Condition Exclusion

Introduction

During the Drop Shipment scenario, (Intercompany Billing) it is the Product Companies (PC) that deliver the goods on behalf of the Network Company, (NC). As the NC is not aware of the amount to be invoiced by the freight forwarder (received by PC) when creating their sales order, these costs are applied directly to the F2 by the PC after the post goods issue takes place.

It is imperative that these costs are not applied to the sales order, as the PCs invoice (IV) is created with reference to the sales order (Standard SAP functionality). Freight and packing is not invoiced on the IV, and a separate report is run at the end of each month to separate these costs in COPA.

To guarantee that these costs are not applied to the IV invoice, Wartsila created condition exclusions, whereby if the NC incorrectly added them; the condition values would not be copied to the IV (excluded). The IV invoice in most cases uses the pricing procedure ZCA005, (ZCA006 for Japan) and the sales order (in most cases) uses ZCA001.

The condition exclusions are created against the document procedure (IV being assigned to procedure I). The document procedure I was used for both IV and ZF9 billing document types at the time.

Key Challenges

Wartsila Japan raised an issue via the Helpdesk where their Freight and packing charges were not being displayed on the Proforma invoice outputs correctly. These additional costs are manually applied to the invoice via condition types at header level, and divided equally across all existing line items.

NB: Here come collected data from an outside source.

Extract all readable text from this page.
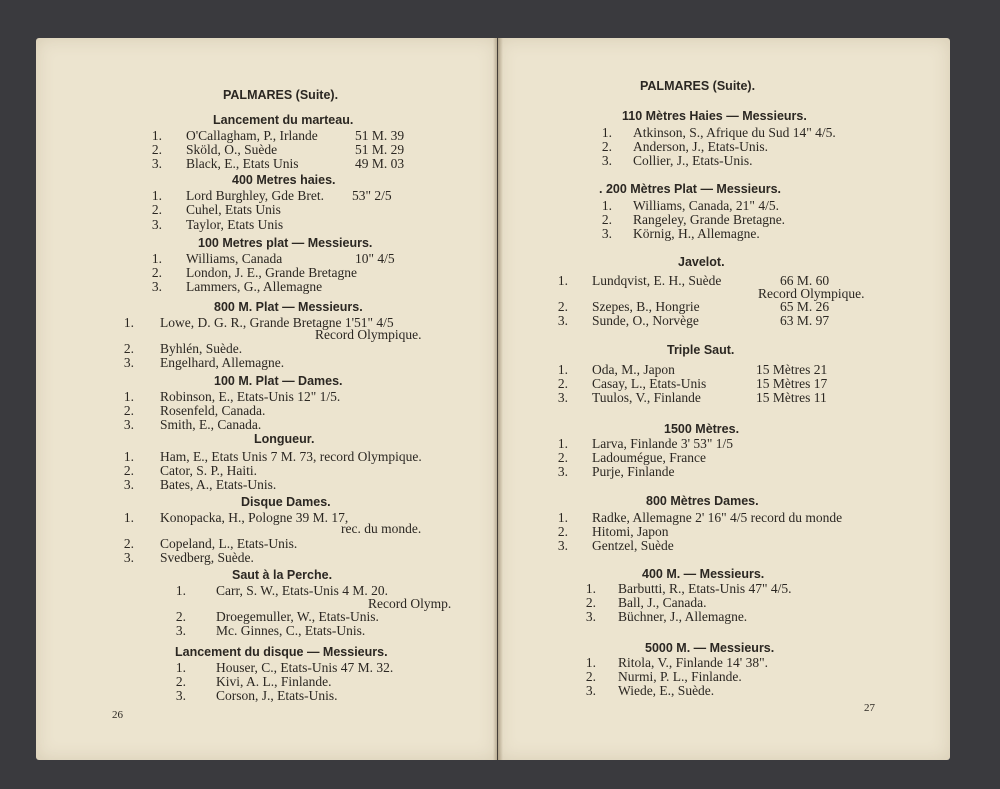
PALMARES (Suite).
26
Lancement du marteau.
1. O'Callagham, P., Irlande	51 M. 39
2. Sköld, O., Suède	51 M. 29
3. Black, E., Etats Unis	49 M. 03
400 Metres haies.
1. Lord Burghley, Gde Bret. 53" 2/5
2. Cuhel, Etats Unis
3. Taylor, Etats Unis
100 Metres plat — Messieurs.
1. Williams, Canada	10" 4/5
2. London, J. E., Grande Bretagne
3. Lammers, G., Allemagne
800 M. Plat — Messieurs.
1. Lowe, D. G. R., Grande Bretagne 1'51" 4/5
Record Olympique.
2. Byhlén, Suède.
3. Engelhard, Allemagne.
100 M. Plat — Dames.
1. Robinson, E., Etats-Unis 12" 1/5.
2. Rosenfeld, Canada.
3. Smith, E., Canada.
Longueur.
1. Ham, E., Etats Unis 7 M. 73, record Olympique.
2. Cator, S. P., Haiti.
3. Bates, A., Etats-Unis.
Disque Dames.
1. Konopacka, H., Pologne 39 M. 17,
rec. du monde.
2. Copeland, L., Etats-Unis.
3. Svedberg, Suède.
Saut à la Perche.
1. Carr, S. W., Etats-Unis 4 M. 20.
Record Olymp.
2. Droegemuller, W., Etats-Unis.
3. Mc. Ginnes, C., Etats-Unis.
Lancement du disque — Messieurs.
1. Houser, C., Etats-Unis 47 M. 32.
2. Kivi, A. L., Finlande.
3. Corson, J., Etats-Unis.
PALMARES (Suite).
27
110 Mètres Haies — Messieurs.
1. Atkinson, S., Afrique du Sud 14" 4/5.
2. Anderson, J., Etats-Unis.
3. Collier, J., Etats-Unis.
. 200 Mètres Plat — Messieurs.
1. Williams, Canada, 21" 4/5.
2. Rangeley, Grande Bretagne.
3. Körnig, H., Allemagne.
Javelot.
1. Lundqvist, E. H., Suède	66 M. 60
Record Olympique.
2. Szepes, B., Hongrie	65 M. 26
3. Sunde, O., Norvège	63 M. 97
Triple Saut.
1. Oda, M., Japon	15 Mètres 21
2. Casay, L., Etats-Unis	15 Mètres 17
3. Tuulos, V., Finlande	15 Mètres 11
1500 Mètres.
1. Larva, Finlande 3' 53" 1/5
2. Ladoumégue, France
3. Purje, Finlande
800 Mètres Dames.
1. Radke, Allemagne 2' 16" 4/5 record du monde
2. Hitomi, Japon
3. Gentzel, Suède
400 M. — Messieurs.
1. Barbutti, R., Etats-Unis 47" 4/5.
2. Ball, J., Canada.
3. Büchner, J., Allemagne.
5000 M. — Messieurs.
1. Ritola, V., Finlande 14' 38".
2. Nurmi, P. L., Finlande.
3. Wiede, E., Suède.
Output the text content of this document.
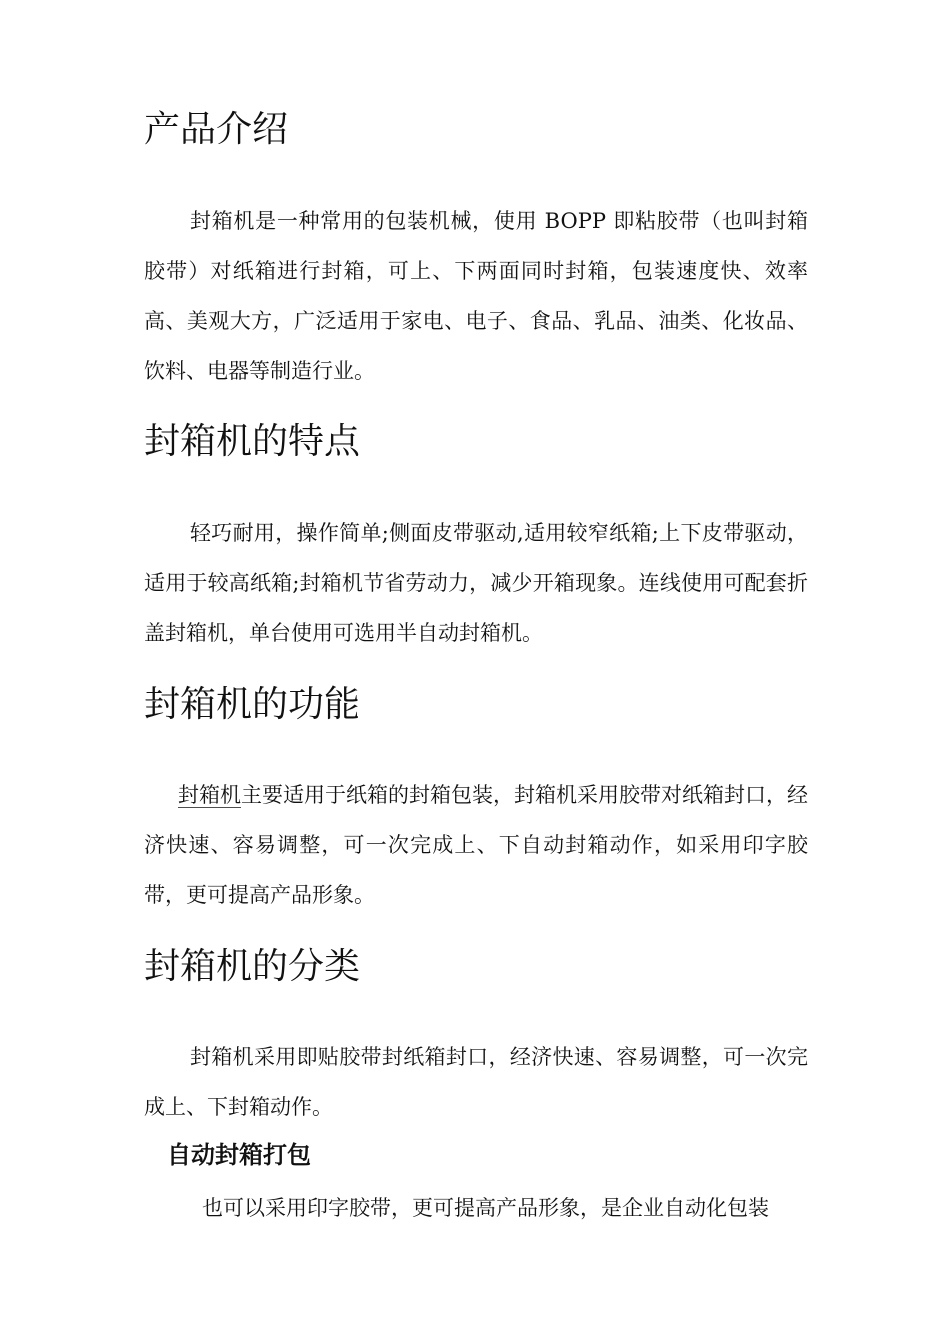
产品介绍

封箱机是一种常用的包装机械，使用 BOPP 即粘胶带（也叫封箱胶带）对纸箱进行封箱，可上、下两面同时封箱，包装速度快、效率高、美观大方，广泛适用于家电、电子、食品、乳品、油类、化妆品、饮料、电器等制造行业。

封箱机的特点

轻巧耐用，操作简单;侧面皮带驱动,适用较窄纸箱;上下皮带驱动，适用于较高纸箱;封箱机节省劳动力，减少开箱现象。连线使用可配套折盖封箱机，单台使用可选用半自动封箱机。

封箱机的功能

封箱机主要适用于纸箱的封箱包装，封箱机采用胶带对纸箱封口，经济快速、容易调整，可一次完成上、下自动封箱动作，如采用印字胶带，更可提高产品形象。

封箱机的分类

封箱机采用即贴胶带封纸箱封口，经济快速、容易调整，可一次完成上、下封箱动作。

自动封箱打包

也可以采用印字胶带，更可提高产品形象，是企业自动化包装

After investigating the issue further, I realised that the existing condition exclusions which had been created for the IV invoice (as explained above) were also triggering the exclusions for the ZF9 (globally). I analysed the current situation and realised that this would not be a simple solution, as the ZF9 is used by all Wartsila Product companies. As the condition exclusions are not created against sales area data, it would be impossible to make the change without affecting all other sales areas in the system.

I contacted the other Product companies, briefly explaining the situation. However, (apart from Japan) they all claimed that the additional costs of freight and packing should still be excluded from the ZF9 billing document. This meant that the solution continued to be sales area specific, where the key elements did not allow the change to be made at such a level.

Solution

After spending further time looking at various options, (mainly changes to outputs) it was clear that the best solution would be standard SAP configuration. A key had to be identified where Japan would have the condition exclusions excluded from their ZF9, without affecting the same billing document for other Product Companies.

I finally decided to create a new pricing procedure (ZCA007 – a copy of ZCA006). I also created a new document procedure (J) and assigned it to the billing document type ZF9. From here, I looked at the pricing procedure determination and extracted all sales areas that were currently assigned to the ZF9.

Using standard SAP, I copied the entries (except for Japan) and created new ones – but with the document procedure J instead. I assigned the same pricing procedure as before to the PC sales area entries and left the original settings in place (as these would be needed for their IV invoice which remained as I).

For Japan, I created a completely new entry in their sales area, assigning document procedure J but now with pricing procedure ZCA007. I then created the new condition exclusions, carefully removing the condition types used for freight and packing. This would result in these values being considered when the ZF9 billing document was created, but still excluded for the IV.

COPA values would not be affected as the proforma does not post to any GL accounts in SAP.

Lessons Learnt

The solution was a great success, and to guarantee positive regression testing, I was lucky enough to have End users from other Product companies across the world (introduced from previous solutions that I provided) willingly volunteer to assist in the UVT. No issues were reported and Japan were very pleased with the solution provided, speed in which it was analysed and the communication they received during the design, build and test phases.

The changes were migrated to the Production system in the dedicated release and no further issues were found. From what initially seemed a rather complex requirement (due to the way in which condition exclusions are non sales area specific) it was very nice to use existing standard SAP solutions. No ABAP programming was required and the build only took around 4 hours to complete (including unit testing in the development client).